It is a rare occurrence when a contractor recovers from a public owner for the failure to award a contract. It is even more rare when a court awards damages for lost profits and attorneys’ fees under such circumstances.
In Kajima/Ray Wilson v. Los Angeles County Metropolitan Transportation Authority, 69 Cal. App. 4th 1458, 82 Cal. Rptr.2d 348 (1999), the Court of Appeal held that the MTA’s application of a "unwritten" policy to grant only 5% DBE credit of bid amounts designated for those identified as "brokers" to Kajima/Ray Wilson’s bid was arbitrary, violated federal regulations and was an abuse of discretion.
It’s subcontractor, not broker
In November of 1994, MTA solicited bids for the construction of the Hollywood/Highland Station and Tunnels. The three lowest bids received were from Kajima/Ray Wilson at $68,912,089, the second bidder at $69,887,867 and the third bidder at $72,970,345. The contract was awarded to the second bidder despite the fact its bid was almost $1 million more than Kajima/Ray Wilson’s bid. MTA justified its selection of the second bidder on the grounds that its DBE credits, at 30.88%, exceeded the goal, while those of Kajima/Ray Wilson, at 29.51%, fell short. Interestingly, Kajima/Ray Wilson fell short solely because it mistakenly checked the box identifying the trucking firm as a "broker," while the second bidder correctly checked the box identifying the trucking firm as a "subcontractor." Unknown to Kajima/Ray Wilson, MTA utilized an unwritten policy to grant only a 5% DBE credit of the bid amounts designated for "brokers," while it awarded 100% credit of the bid amounts designated for "subcontractors." Had Kajima/Ray Wilson received the same percentage credit for the trucking firm as the second bidder, its DBE credit would have exceeded the 30% goal.
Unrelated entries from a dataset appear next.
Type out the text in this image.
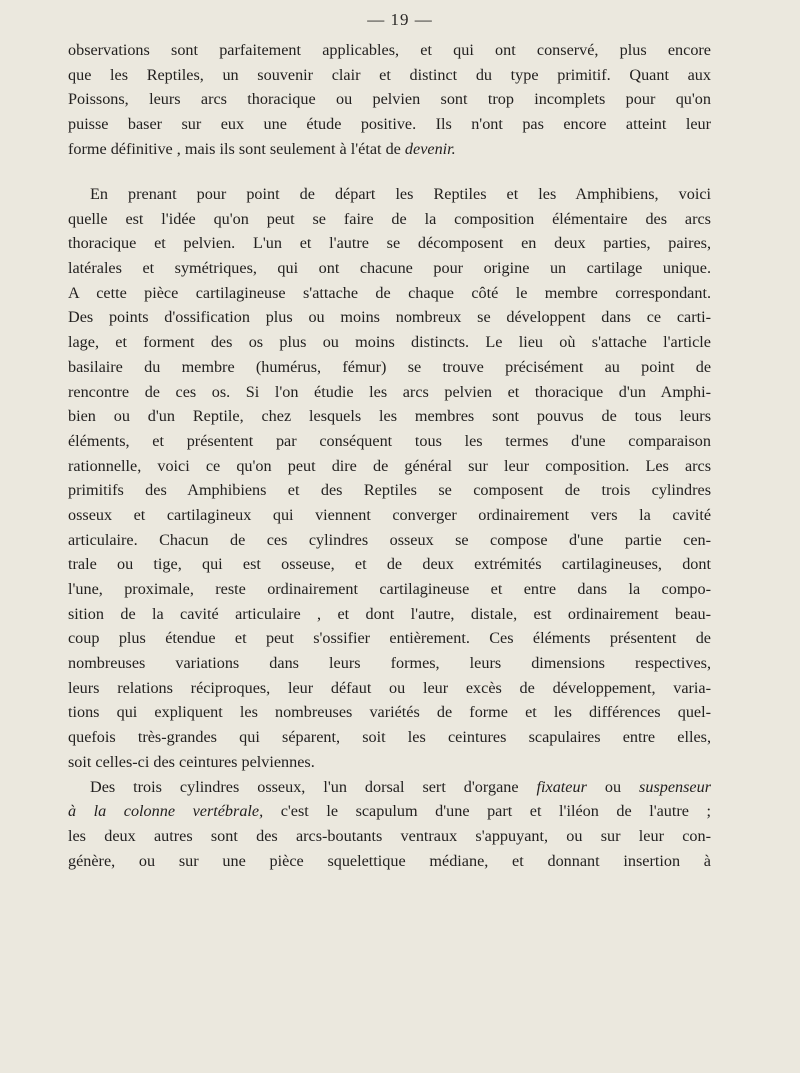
— 19 —
observations sont parfaitement applicables, et qui ont conservé, plus encore
que les Reptiles, un souvenir clair et distinct du type primitif. Quant aux
Poissons, leurs arcs thoracique ou pelvien sont trop incomplets pour qu'on
puisse baser sur eux une étude positive. Ils n'ont pas encore atteint leur
forme définitive , mais ils sont seulement à l'état de devenir.
En prenant pour point de départ les Reptiles et les Amphibiens, voici
quelle est l'idée qu'on peut se faire de la composition élémentaire des arcs
thoracique et pelvien. L'un et l'autre se décomposent en deux parties, paires,
latérales et symétriques, qui ont chacune pour origine un cartilage unique.
A cette pièce cartilagineuse s'attache de chaque côté le membre correspondant.
Des points d'ossification plus ou moins nombreux se développent dans ce carti-
lage, et forment des os plus ou moins distincts. Le lieu où s'attache l'article
basilaire du membre (humérus, fémur) se trouve précisément au point de
rencontre de ces os. Si l'on étudie les arcs pelvien et thoracique d'un Amphi-
bien ou d'un Reptile, chez lesquels les membres sont pouvus de tous leurs
éléments, et présentent par conséquent tous les termes d'une comparaison
rationnelle, voici ce qu'on peut dire de général sur leur composition. Les arcs
primitifs des Amphibiens et des Reptiles se composent de trois cylindres
osseux et cartilagineux qui viennent converger ordinairement vers la cavité
articulaire. Chacun de ces cylindres osseux se compose d'une partie cen-
trale ou tige, qui est osseuse, et de deux extrémités cartilagineuses, dont
l'une, proximale, reste ordinairement cartilagineuse et entre dans la compo-
sition de la cavité articulaire , et dont l'autre, distale, est ordinairement beau-
coup plus étendue et peut s'ossifier entièrement. Ces éléments présentent de
nombreuses variations dans leurs formes, leurs dimensions respectives,
leurs relations réciproques, leur défaut ou leur excès de développement, varia-
tions qui expliquent les nombreuses variétés de forme et les différences quel-
quefois très-grandes qui séparent, soit les ceintures scapulaires entre elles,
soit celles-ci des ceintures pelviennes.
Des trois cylindres osseux, l'un dorsal sert d'organe fixateur ou suspenseur
à la colonne vertébrale, c'est le scapulum d'une part et l'iléon de l'autre ;
les deux autres sont des arcs-boutants ventraux s'appuyant, ou sur leur con-
génère, ou sur une pièce squelettique médiane, et donnant insertion à
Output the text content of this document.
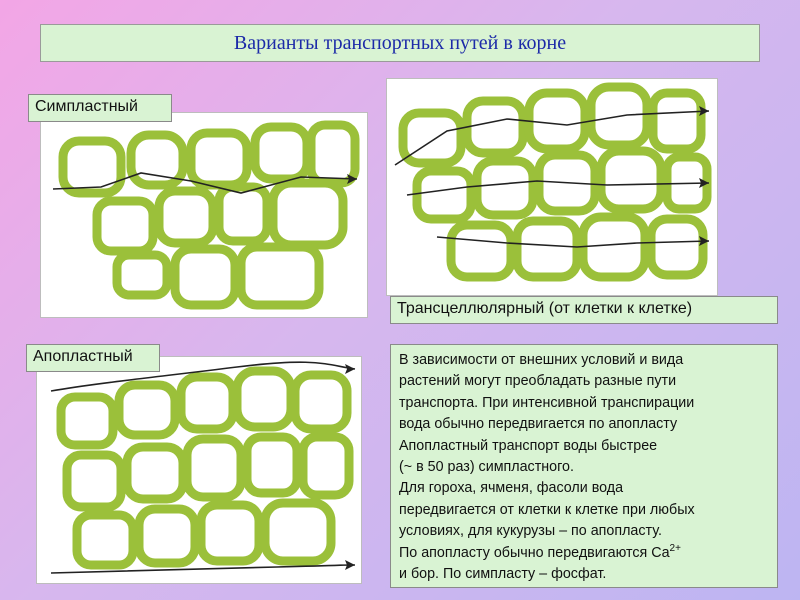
Варианты транспортных путей в корне
Симпластный
Трансцеллюлярный (от клетки к клетке)
Апопластный	В зависимости от внешних условий и вида
растений могут преобладать разные пути
транспорта. При интенсивной транспирации
вода обычно передвигается по апопласту
Апопластный транспорт воды быстрее
(~ в 50 раз) симпластного.
Для гороха, ячменя, фасоли вода
передвигается от клетки к клетке при любых
условиях, для кукурузы – по апопласту.
По апопласту обычно передвигаются $Ca^{2+}$
и бор. По симпласту – фосфат.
Kajima/Ray Wilson filed suit against the MTA seeking an injunction as well as damages. Following a bench trial, the trial court issued an injunction commanding that MTA stop utilizing its 5% broker policy and awarded damages to Kajima/Ray Wilson in the amount of $44,869 for bid expenses, $89,223 for bid protest expenses, $300,000 for unabsorbed overhead, $350,000 for loss of profits, prejudgment interest, as well as legal costs not to include attorney’s fees.
In deciding the appeal, the court noted that it is important to consider the purpose of requiring governmental entities to have public bidding of public works contracts, which is to "ensure full compliance with competitive bidding statutes as a means of protecting the public from misuse of public funds," to give all qualified bidders "a fair opportunity to enter the bidding process, thereby stimulating competition in a manner conducive to sound fiscal practices" and to "eliminate favoritism, fraud and corruption in the awarding of public contracts."
The court then reviewed the evidence finding that Kajima/Ray Wilson had described the trucking firm’s work as "trucking," and had initially checked the box identifying the participation as that of a "subcontractor." However, prior to submission of the bid, Kajima/Ray Wilson changed the designation by checking the "broker" box. The second bidder described the same work as "excavation, overhaul, furnish backfill material" in its bid and had checked the box identifying the firm as a "subcontractor." After the bids were received, the MTA called Kajima/Ray Wilson and stated there was a problem with the DBE participation. The MTA representative advised Kajima/Ray Wilson that the trucking firm’s participation had been listed as a "broker" instead of a "subcontractor" and that Kajima/Ray Wilson would receive only 5% credit for the work.
Paragraph 4.7 of MTA’s DBE Program Manual recognizes "truckers" as a separate class of DBE firm. An expert witness testified that pursuant to the federal regulations it is improper for the MTA to give a different DBE credit to different bidders for substantially the same work performed by the same subcontractor. Another expert witness testified that the MTA had failed to conduct a sufficiently throughly evaluation of the scope and nature of the work.
Based on the evidence, and in light of the fact that the 5% policy was unwritten, unannounced and unknown to Kajima/Ray Wilson, the court concluded that MTA’s application of the policy to Kajima/Ray Wilson’s bid was arbitrary, violated federal regulations and was an abuse of discretion.
The court noted that while a governmental entity may have the right to reject all bids, it has no right to act arbitrarily in disregard applicable regulations in letting a public works contract. For such action, the public entity may be held responsible under a theory of promissory estoppel, even in the absence of an intent to defraud. The court then noted that the purpose of promissory estoppel is to make the agreed party as whole as possible, and as a result the trial court retained broad discretion to fashion whatever remedies are appropriate to "do justice." The court decided there was no reason to preclude recovery of any specific type of damages, including lost profits and overhead.
The MTA challenged the award of bid preparation expenses and bid protest costs. Based on the evidence, the Court of Appeal awarded such costs, including outside attorney’s fees and costs of in-house legal counsel.